Re: [RFC PATCH 07/14] mm/khugepaged: add vm_flags_ignore to hugepage_vma_revalidate_pmd_count()

David Rientjes <rientjes@xxxxxxxxxx> · Thu, 10 Mar 2022 10:46:22 -0800 (PST)

On Thu, 10 Mar 2022, Yang Shi wrote:

> > This separates "async-hint" vs "sync-explicit" madvise requests.
> > MADV_[NO]HUGEPAGE are hints, and together with thp settings, advise
> > the kernel how to treat memory in the future. The kernel uses
> > VM_[NO]HUGEPAGE to aid with this. MADV_COLLAPSE, as an explicit
> > request, is free to define its own defrag semantics.
> >
> > This would allow flexibility to separately define async vs sync thp
> > policies. For example, highly tuned userspace applications that are
> > sensitive to unexpected latency might want to manage their hugepages
> > utilization themselves, and ask khugepaged to stay away. There is no
> > way in "always" mode to do this without setting VM_NOHUGEPAGE.
> 
> I don't quite get why you set THP to always but don't want to
> khugepaged do its job. It may be slow, I think this is why you
> introduce MADV_COLLAPSE, right? But it doesn't mean khugepaged can't
> scan the same area, it just doesn't do any real work and waste some
> cpu cycles. But I guess MADV_COLLAPSE doesn't prevent the PMD/THP from
> being split, right? So khugepaged still plays a role to re-collapse
> the area without calling MADV_COLLAPSE over again and again.
> 

My only real concern for MADV_COLLAPSE was when the span being collapsed 
includes a mixture of both VM_HUGEPAGE and VM_NOHUGEPAGE.  Does this 
collapse over the eligible memory or does it fail entirely?

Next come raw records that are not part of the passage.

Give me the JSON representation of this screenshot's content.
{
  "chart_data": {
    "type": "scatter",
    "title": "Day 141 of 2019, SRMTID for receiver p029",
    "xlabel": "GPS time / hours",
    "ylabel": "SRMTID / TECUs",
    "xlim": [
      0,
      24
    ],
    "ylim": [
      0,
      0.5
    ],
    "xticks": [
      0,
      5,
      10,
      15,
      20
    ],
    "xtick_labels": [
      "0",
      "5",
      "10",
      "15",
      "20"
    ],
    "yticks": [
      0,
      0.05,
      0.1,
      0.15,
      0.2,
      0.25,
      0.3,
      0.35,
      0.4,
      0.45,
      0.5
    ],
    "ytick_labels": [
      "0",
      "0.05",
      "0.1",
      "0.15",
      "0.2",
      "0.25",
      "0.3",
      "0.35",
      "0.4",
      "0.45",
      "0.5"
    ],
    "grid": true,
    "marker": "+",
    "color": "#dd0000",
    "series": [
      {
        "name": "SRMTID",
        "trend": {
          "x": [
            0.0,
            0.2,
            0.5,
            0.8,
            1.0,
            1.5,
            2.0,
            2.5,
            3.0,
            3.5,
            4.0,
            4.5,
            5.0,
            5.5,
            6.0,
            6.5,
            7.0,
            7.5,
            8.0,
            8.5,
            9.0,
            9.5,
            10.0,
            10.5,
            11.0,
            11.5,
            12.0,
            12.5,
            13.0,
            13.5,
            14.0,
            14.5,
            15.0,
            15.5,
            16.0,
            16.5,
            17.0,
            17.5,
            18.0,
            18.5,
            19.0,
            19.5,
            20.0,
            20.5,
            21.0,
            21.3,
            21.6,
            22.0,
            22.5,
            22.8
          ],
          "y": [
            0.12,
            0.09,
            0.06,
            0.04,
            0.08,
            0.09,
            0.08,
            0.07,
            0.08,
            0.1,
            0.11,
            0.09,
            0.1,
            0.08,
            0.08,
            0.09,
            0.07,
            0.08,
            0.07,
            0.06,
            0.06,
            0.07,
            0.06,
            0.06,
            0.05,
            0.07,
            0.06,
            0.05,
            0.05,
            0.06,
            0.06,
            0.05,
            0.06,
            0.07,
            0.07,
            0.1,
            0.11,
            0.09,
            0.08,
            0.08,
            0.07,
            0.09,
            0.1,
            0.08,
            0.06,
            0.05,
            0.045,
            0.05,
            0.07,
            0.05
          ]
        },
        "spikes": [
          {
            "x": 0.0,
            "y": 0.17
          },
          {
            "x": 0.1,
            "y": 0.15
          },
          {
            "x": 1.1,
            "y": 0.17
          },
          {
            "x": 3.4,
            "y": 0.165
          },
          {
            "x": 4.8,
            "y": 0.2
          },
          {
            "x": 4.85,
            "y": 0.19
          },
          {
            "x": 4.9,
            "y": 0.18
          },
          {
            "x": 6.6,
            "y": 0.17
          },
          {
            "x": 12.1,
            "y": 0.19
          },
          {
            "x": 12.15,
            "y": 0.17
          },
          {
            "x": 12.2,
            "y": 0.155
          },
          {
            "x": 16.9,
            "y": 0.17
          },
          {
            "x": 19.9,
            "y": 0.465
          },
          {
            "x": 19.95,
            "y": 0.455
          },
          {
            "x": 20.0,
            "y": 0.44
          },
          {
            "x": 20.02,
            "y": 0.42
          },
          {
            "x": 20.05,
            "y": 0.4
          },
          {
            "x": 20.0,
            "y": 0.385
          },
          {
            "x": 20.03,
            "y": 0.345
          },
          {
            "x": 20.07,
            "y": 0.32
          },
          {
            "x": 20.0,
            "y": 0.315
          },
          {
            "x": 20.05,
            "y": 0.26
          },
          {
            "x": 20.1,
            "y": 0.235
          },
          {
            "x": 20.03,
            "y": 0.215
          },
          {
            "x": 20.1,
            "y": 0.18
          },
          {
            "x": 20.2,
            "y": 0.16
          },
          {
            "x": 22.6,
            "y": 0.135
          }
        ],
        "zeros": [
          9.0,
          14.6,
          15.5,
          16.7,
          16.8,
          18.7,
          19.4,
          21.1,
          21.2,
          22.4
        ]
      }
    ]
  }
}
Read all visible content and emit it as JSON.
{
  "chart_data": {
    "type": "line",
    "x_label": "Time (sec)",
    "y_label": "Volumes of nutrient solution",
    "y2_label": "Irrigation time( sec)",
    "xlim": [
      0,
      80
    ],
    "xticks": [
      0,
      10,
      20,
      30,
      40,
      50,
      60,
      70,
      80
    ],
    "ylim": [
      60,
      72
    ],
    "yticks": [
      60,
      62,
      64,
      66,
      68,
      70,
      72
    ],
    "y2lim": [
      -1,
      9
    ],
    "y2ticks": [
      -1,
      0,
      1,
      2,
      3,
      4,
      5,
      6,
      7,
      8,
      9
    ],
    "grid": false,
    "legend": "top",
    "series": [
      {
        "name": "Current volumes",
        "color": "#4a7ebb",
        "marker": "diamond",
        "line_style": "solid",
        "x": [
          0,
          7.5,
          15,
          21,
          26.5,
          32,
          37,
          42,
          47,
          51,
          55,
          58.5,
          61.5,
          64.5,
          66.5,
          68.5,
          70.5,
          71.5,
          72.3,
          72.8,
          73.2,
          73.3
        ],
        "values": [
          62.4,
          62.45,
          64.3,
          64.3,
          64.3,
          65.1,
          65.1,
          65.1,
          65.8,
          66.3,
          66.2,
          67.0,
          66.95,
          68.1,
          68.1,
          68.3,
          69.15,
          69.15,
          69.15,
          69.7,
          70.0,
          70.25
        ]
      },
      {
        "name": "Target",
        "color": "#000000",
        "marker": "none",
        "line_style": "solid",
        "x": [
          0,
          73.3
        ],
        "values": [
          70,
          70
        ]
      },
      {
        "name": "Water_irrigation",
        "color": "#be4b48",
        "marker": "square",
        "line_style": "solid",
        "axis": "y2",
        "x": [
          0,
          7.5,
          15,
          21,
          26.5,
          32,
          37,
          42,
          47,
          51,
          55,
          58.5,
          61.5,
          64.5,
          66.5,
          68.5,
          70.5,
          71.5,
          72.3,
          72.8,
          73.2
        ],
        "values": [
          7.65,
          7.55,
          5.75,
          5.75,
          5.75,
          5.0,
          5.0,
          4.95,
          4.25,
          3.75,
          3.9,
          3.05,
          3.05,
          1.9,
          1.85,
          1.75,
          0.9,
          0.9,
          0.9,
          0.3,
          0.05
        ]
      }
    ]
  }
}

I'd think it was the former, that we should respect VM_NOHUGEPAGE and only 
collapse eligible memory when doing MADV_COLLAPSE but now userspace 
struggles to know whether it was a partial collapse because of 
ineligiblity or because we just couldn't allocate a hugepage.

It has the information to figure this out on its own, so given the use of 
VM_NOHUGEPAGE for non-MADV_NOHUGEPAGE purposes, I think it makes sense to 
simply ignore these vmas as part of the collapse request.